I guess support for ending the archaic DADT can’t get much higher than this, in which the Secretary of the Army, former Republican Senator John McHugh states he Army is ready for the repeal of DADT:
SANTA BARBARA, CA, October 26, 2009 – The Secretary of the Army, John McHugh, indicated this weekend that the Army is prepared to lift the ban on openly gay service if the Commander-in-Chief and the Congress decide to end the “don’t ask, don’t tell” policy, a prospect that has gathered steam in recent weeks. McHugh, formerly a Republican congressman from the conservative 23rd district of New York, is the highest official inside the Pentagon to express such support. He told the Army Times on Sunday that there was no reason to fear that major difficulties would result from lifting the ban, and that he would help implement the policy change when the time comes. “The Army has a big history of taking on similar issues,” he said, with “predictions of doom and gloom that did not play out.” He also suggested that repeal may come in phases, with early action involving, for example, allowing open gays to serve in some occupations and not others.
It’s good to see even the leader of the Army supporting the repeal, along with Gen. Colin Powell and over 100 retired Admirals and Generals. With historic hearings of the topic finally scheduled in Congress, and with widespread congressional and public support for the repeal of DADT, it’s time for action.
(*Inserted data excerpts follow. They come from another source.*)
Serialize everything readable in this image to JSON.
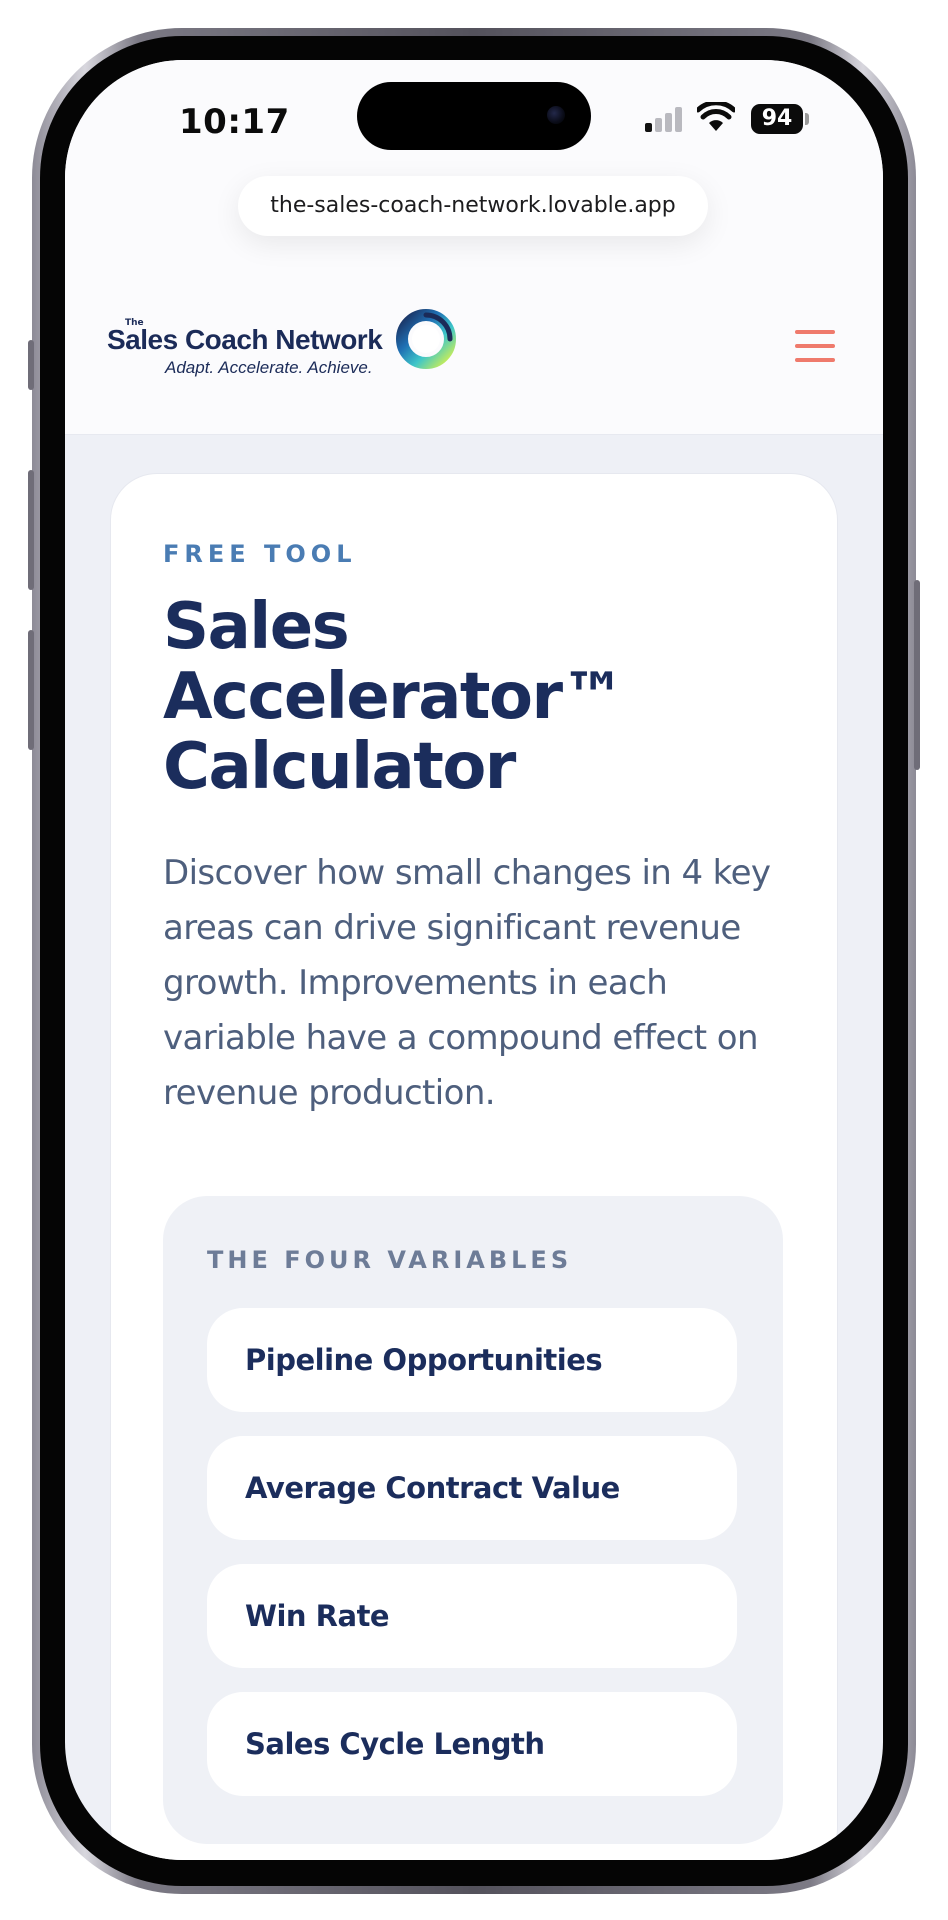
{
  "status_bar": {
    "time": "10:17",
    "battery": "94",
    "signal_icon": "cellular-signal-icon",
    "wifi_icon": "wifi-icon"
  },
  "browser": {
    "url": "the-sales-coach-network.lovable.app"
  },
  "header": {
    "logo": {
      "small_the": "The",
      "name": "Sales Coach Network",
      "tagline": "Adapt. Accelerate. Achieve."
    },
    "menu_icon": "hamburger-menu-icon"
  },
  "hero": {
    "eyebrow": "FREE TOOL",
    "title_lines": [
      "Sales",
      "Accelerator™",
      "Calculator"
    ],
    "description": "Discover how small changes in 4 key areas can drive significant revenue growth. Improvements in each variable have a compound effect on revenue production."
  },
  "variables": {
    "heading": "THE FOUR VARIABLES",
    "items": [
      {
        "label": "Pipeline Opportunities"
      },
      {
        "label": "Average Contract Value"
      },
      {
        "label": "Win Rate"
      },
      {
        "label": "Sales Cycle Length"
      }
    ]
  },
  "colors": {
    "primary_navy": "#1b2d5c",
    "eyebrow_blue": "#4a7cb3",
    "menu_coral": "#ef7a6c",
    "body_text": "#4e5f7d",
    "page_bg": "#eef0f6"
  }
}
Senator Kristen Gillibrand, leader of the efforts in Congress along with Rep. Patrick Murphy, have secured over 180 co-sponsors of a bill to repeal DADT, including leaders of Congress. From Senator Gillibrand:
Since 1994, almost 13,000 gay servicemen and women have been discharged from the military based not on their performance but on their sexual orientation. In 2009 alone, we’ve had more than 400 of our brave men and women leave the military under Don’t Ask Don’t Tell. This is simply unacceptable. It is time to repeal this outdated and immoral policy once and for all and end the ban on gays and lesbians serving openly and honestly in our armed forces.
To that end, I’ve secured the commitment from Senator Carl Levin, Chair of the Armed Services Committee, to hold the first hearing on the policy since it began 16 years ago. Chairman Levin expects to hold the hearing soon and it’s my hope that it will be instrumental in demonstrating the level of support that exists for repeal not only throughout the country — where polls consistently indicate that solid majorities oppose the policy — but within the military itself.
Tomorrow, the President will sign the Hate Crimes Bill into law.
Unfortunately, the protections provided to gay victims of hate do not transfer to gays in the military as long as DADT exists.
Let’s hope that in the next few months we’ll see additional freedoms provided to our gay brothers and sisters in the military.